Se i restauri delle opere d’arte del nostro Paese sono così difficili da affrontare economicamente in questo momento di crisi, chissà che costo ha effettuare il monitoraggio di un museo o di una collezione!

Spesso quando si sente parlare di microacquisitori, rielaborazione dati, diagrammi di benessere, etc. è difficile comprendere in concreto l’entità del lavoro e si pensa subito a cifre astronomiche. In realtà esistono in commercio strumenti per tutti i gusti, e questo permette di pianificare un monitoraggio ad hoc sia per le grandi istituzioni pubbliche, sia per il privato particolarmente attento alla propria collezione. È mia abitudine formulare i progetti sulla base di step successivi, sia per le indagini che per il monitoraggio. Questo approccio ha diversi lati positivi: innanzitutto ogni fase può essere riformulata in base alle esigenze ed alle possibilità della committenza ed inoltre – quando si dovessero raggiungere gli obiettivi prima del completamento di tutti gli step – il progetto può essere interrotto anche solo momentaneamente, consentendo alla committenza di risparmiare.

 

Pensa che Torino e il Piemonte in generale siano sufficientemente all’avanguardia nel campo dell’arte non solo antica, ma moderna e contemporanea, per stare al passo con gli standard richiesti da istituzioni museali famose come la Tate?
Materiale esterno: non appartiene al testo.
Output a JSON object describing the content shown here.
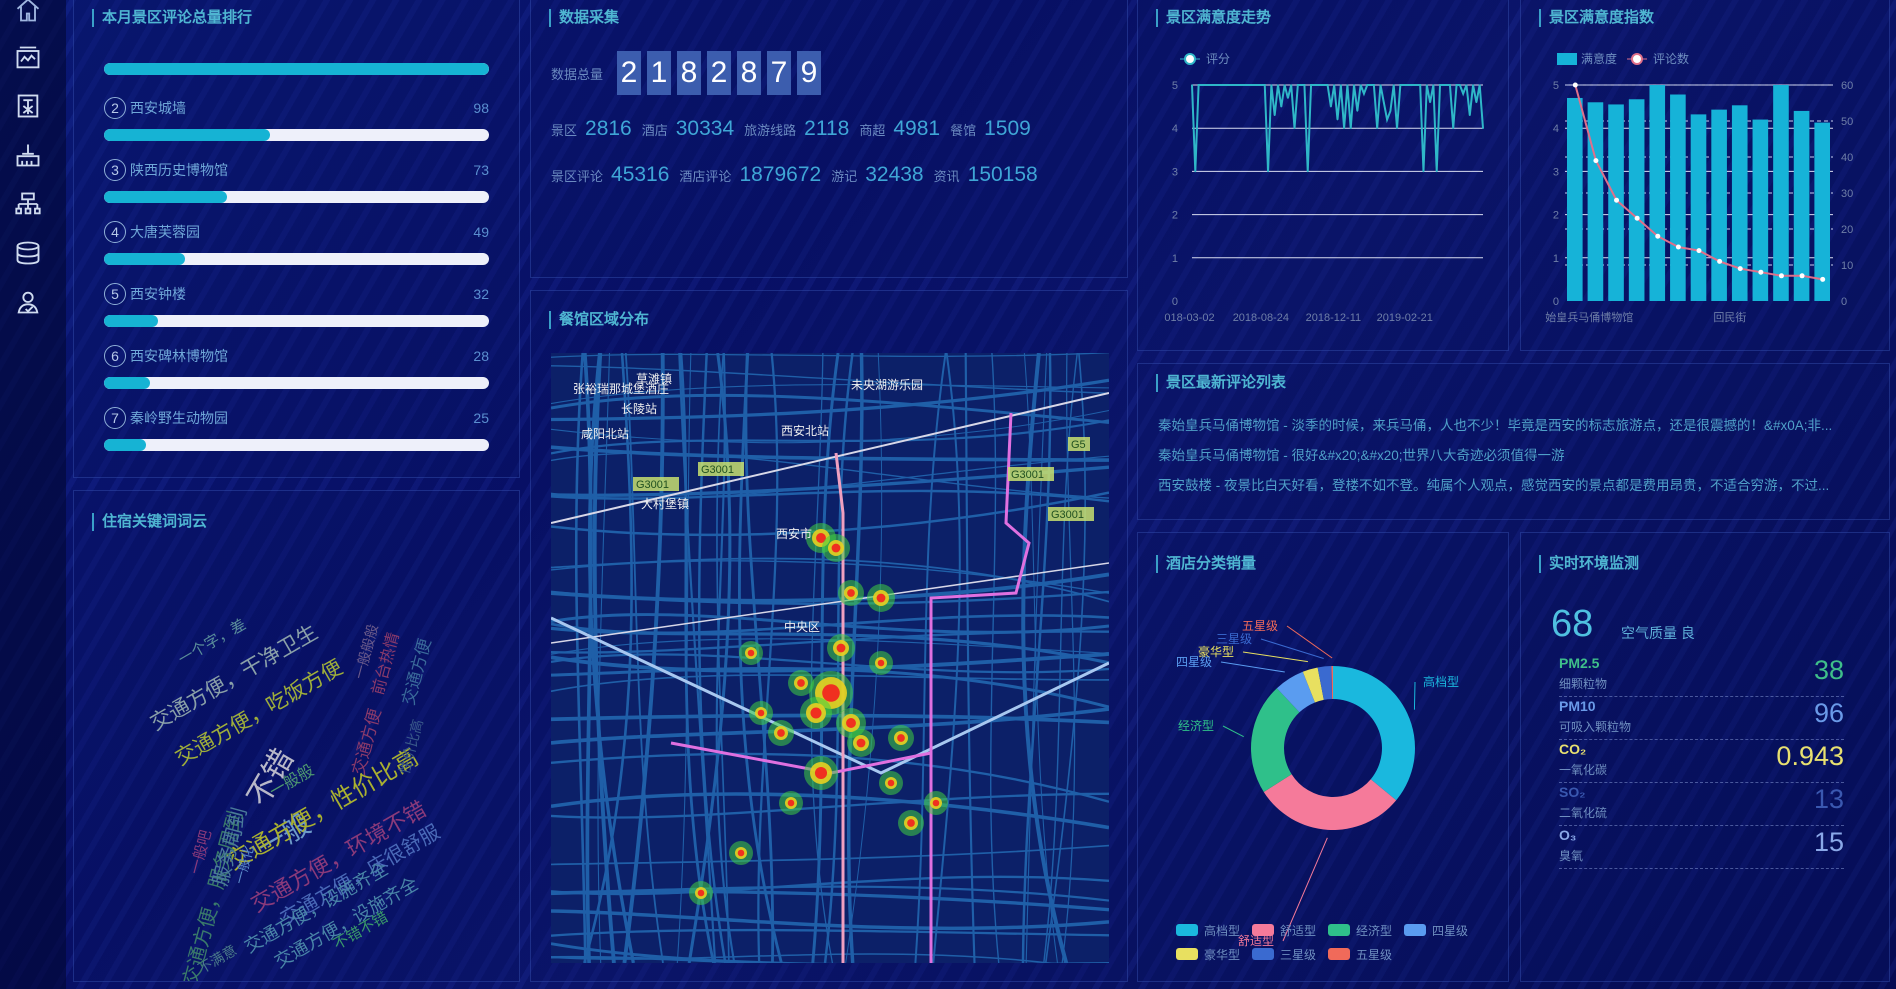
{
  "sidebar": {
    "items": [
      {
        "icon": "home-icon"
      },
      {
        "icon": "monitor-chart-icon"
      },
      {
        "icon": "building-icon"
      },
      {
        "icon": "factory-icon"
      },
      {
        "icon": "org-chart-icon"
      },
      {
        "icon": "database-icon"
      },
      {
        "icon": "user-icon"
      }
    ]
  },
  "ranking": {
    "title": "本月景区评论总量排行",
    "items": [
      {
        "rank": "",
        "name": "",
        "value": "",
        "fill_pct": 100
      },
      {
        "rank": "2",
        "name": "西安城墙",
        "value": "98",
        "fill_pct": 43
      },
      {
        "rank": "3",
        "name": "陕西历史博物馆",
        "value": "73",
        "fill_pct": 32
      },
      {
        "rank": "4",
        "name": "大唐芙蓉园",
        "value": "49",
        "fill_pct": 21
      },
      {
        "rank": "5",
        "name": "西安钟楼",
        "value": "32",
        "fill_pct": 14
      },
      {
        "rank": "6",
        "name": "西安碑林博物馆",
        "value": "28",
        "fill_pct": 12
      },
      {
        "rank": "7",
        "name": "秦岭野生动物园",
        "value": "25",
        "fill_pct": 11
      }
    ]
  },
  "wordcloud": {
    "title": "住宿关键词词云",
    "words": [
      {
        "text": "一个字，差",
        "color": "#5b8f9a"
      },
      {
        "text": "交通方便，干净卫生",
        "color": "#8aa0a8"
      },
      {
        "text": "交通方便，吃饭方便",
        "color": "#9fae3a"
      },
      {
        "text": "不错",
        "color": "#b8b8c8"
      },
      {
        "text": "一般般",
        "color": "#4f9a70"
      },
      {
        "text": "一般",
        "color": "#6d9ac8"
      },
      {
        "text": "交通方便，性价比高",
        "color": "#a9b030"
      },
      {
        "text": "交通方便，环境不错",
        "color": "#8a3a7a"
      },
      {
        "text": "交通方便，床很舒服",
        "color": "#4a6ab8"
      },
      {
        "text": "交通方便，设施齐全",
        "color": "#4a86a8"
      },
      {
        "text": "交通方便，设施齐全",
        "color": "#4a86a8"
      },
      {
        "text": "不错不错",
        "color": "#3a9a6a"
      },
      {
        "text": "不满意",
        "color": "#4a7a8a"
      },
      {
        "text": "交通方便，服务周到",
        "color": "#3a7a6a"
      },
      {
        "text": "服务周到",
        "color": "#4a7a9a"
      },
      {
        "text": "一般吧",
        "color": "#8a3a7a"
      },
      {
        "text": "一般化",
        "color": "#5a8ac8"
      },
      {
        "text": "交通方便",
        "color": "#8a3a6a"
      },
      {
        "text": "前台热情",
        "color": "#8a3a6a"
      },
      {
        "text": "一般般般",
        "color": "#6a5a8a"
      },
      {
        "text": "交通方便",
        "color": "#3a6a9a"
      },
      {
        "text": "性价比高",
        "color": "#3a5a8a"
      }
    ]
  },
  "collect": {
    "title": "数据采集",
    "total_label": "数据总量",
    "digits": [
      "2",
      "1",
      "8",
      "2",
      "8",
      "7",
      "9"
    ],
    "row1": [
      {
        "label": "景区",
        "value": "2816"
      },
      {
        "label": "酒店",
        "value": "30334"
      },
      {
        "label": "旅游线路",
        "value": "2118"
      },
      {
        "label": "商超",
        "value": "4981"
      },
      {
        "label": "餐馆",
        "value": "1509"
      }
    ],
    "row2": [
      {
        "label": "景区评论",
        "value": "45316"
      },
      {
        "label": "酒店评论",
        "value": "1879672"
      },
      {
        "label": "游记",
        "value": "32438"
      },
      {
        "label": "资讯",
        "value": "150158"
      }
    ]
  },
  "map": {
    "title": "餐馆区域分布",
    "labels": [
      "张裕瑞那城堡酒庄",
      "草滩镇",
      "长陵站",
      "咸阳北站",
      "西安北站",
      "未央湖游乐园",
      "G3001",
      "G3001",
      "G3001",
      "G3001",
      "西安市",
      "大村堡镇",
      "中央区",
      "G5"
    ]
  },
  "chart_data": [
    {
      "type": "line",
      "title": "景区满意度走势",
      "legend": [
        "评分"
      ],
      "ylim": [
        0,
        5
      ],
      "yticks": [
        "0",
        "1",
        "2",
        "3",
        "4",
        "5"
      ],
      "xticks": [
        "018-03-02",
        "2018-08-24",
        "2018-12-11",
        "2019-02-21"
      ],
      "series": [
        {
          "name": "评分",
          "values": [
            5,
            3,
            5,
            5,
            5,
            5,
            5,
            5,
            5,
            5,
            5,
            5,
            5,
            5,
            5,
            5,
            5,
            5,
            5,
            5,
            5,
            5,
            5,
            3,
            5,
            4.3,
            5,
            4.5,
            5,
            4.7,
            5,
            4,
            5,
            5,
            5,
            3,
            5,
            5,
            5,
            5,
            5,
            5,
            4.5,
            5,
            4.2,
            5,
            4,
            5,
            4,
            5,
            4.4,
            5,
            4.8,
            5,
            5,
            5,
            4,
            5,
            4.6,
            4.2,
            4.4,
            5,
            4,
            5,
            5,
            5,
            5,
            5,
            5,
            5,
            3,
            5,
            4.6,
            5,
            3,
            5,
            5,
            5,
            5,
            4,
            5,
            5,
            4.8,
            5,
            4.3,
            5,
            4.6,
            5,
            4
          ]
        }
      ],
      "color": "#2fb7c8"
    },
    {
      "type": "bar",
      "title": "景区满意度指数",
      "legend": [
        "满意度",
        "评论数"
      ],
      "ylim": [
        0,
        5
      ],
      "y2lim": [
        0,
        60
      ],
      "yticks": [
        "0",
        "1",
        "2",
        "3",
        "4",
        "5"
      ],
      "y2ticks": [
        "0",
        "10",
        "20",
        "30",
        "40",
        "50",
        "60"
      ],
      "xticks": [
        "始皇兵马俑博物馆",
        "回民街"
      ],
      "series": [
        {
          "name": "满意度",
          "values": [
            4.7,
            4.6,
            4.55,
            4.67,
            5.0,
            4.78,
            4.32,
            4.43,
            4.53,
            4.2,
            5.0,
            4.4,
            4.13
          ],
          "color": "#16b3d8"
        },
        {
          "name": "评论数",
          "axis": "right",
          "values": [
            60,
            39,
            28,
            23,
            18,
            15,
            14,
            11,
            9,
            8,
            7,
            7,
            6
          ],
          "color": "#e0708a"
        }
      ]
    },
    {
      "type": "pie",
      "title": "酒店分类销量",
      "categories": [
        "高档型",
        "舒适型",
        "经济型",
        "四星级",
        "豪华型",
        "三星级",
        "五星级"
      ],
      "values": [
        36,
        30,
        22,
        6,
        3,
        2.7,
        0.3
      ],
      "colors": [
        "#1ab8de",
        "#f57a9a",
        "#2fc08a",
        "#5a9cf0",
        "#e8e060",
        "#3a6ad0",
        "#f06a5a"
      ]
    }
  ],
  "comments": {
    "title": "景区最新评论列表",
    "items": [
      "秦始皇兵马俑博物馆 - 淡季的时候，来兵马俑，人也不少！毕竟是西安的标志旅游点，还是很震撼的！&#x0A;非...",
      "秦始皇兵马俑博物馆 - 很好&#x20;&#x20;世界八大奇迹必须值得一游",
      "西安鼓楼 - 夜景比白天好看，登楼不如不登。纯属个人观点，感觉西安的景点都是费用昂贵，不适合穷游，不过..."
    ]
  },
  "env": {
    "title": "实时环境监测",
    "aqi": "68",
    "aqi_label": "空气质量 良",
    "items": [
      {
        "key": "PM2.5",
        "sub": "细颗粒物",
        "value": "38",
        "color": "#3fbf8a"
      },
      {
        "key": "PM10",
        "sub": "可吸入颗粒物",
        "value": "96",
        "color": "#6a9ae8"
      },
      {
        "key": "CO₂",
        "sub": "一氧化碳",
        "value": "0.943",
        "color": "#e8e070"
      },
      {
        "key": "SO₂",
        "sub": "二氧化硫",
        "value": "13",
        "color": "#3a58b0"
      },
      {
        "key": "O₃",
        "sub": "臭氧",
        "value": "15",
        "color": "#8aa8e8"
      }
    ]
  }
}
Basandomi sulla mia esperienza lavorativa, posso dire che sul nostro territorio esistono diverse realtà estremamente sensibili alla Conservazione Preventiva e per questo motivo di vanto per la gestione degli spazi e delle collezioni. Attualmente però sono ancora molti gli spazi non all’altezza degli standard internazionali, e spesso emerge come, al di là della crisi economica che indubbiamente flagella il campo della cultura, questa mancanza sia dettata fondamentalmente da una mancanza di consapevolezza degli argomenti trattati fino ad ora e sui costi effettivi di progetti legati alla prevenzione. Parte del mio lavoro consiste anche nel cercare il più possibile di favorire la circolazione delle informazioni riguardanti il mio settore (attraverso conferenze, incontri privati, iniziative di vario genere). Credo sia l’approccio migliore per far sì che la situazione migliori e per guadagnarmi l’emozione che provo ogni volta che infilo camice e guanti.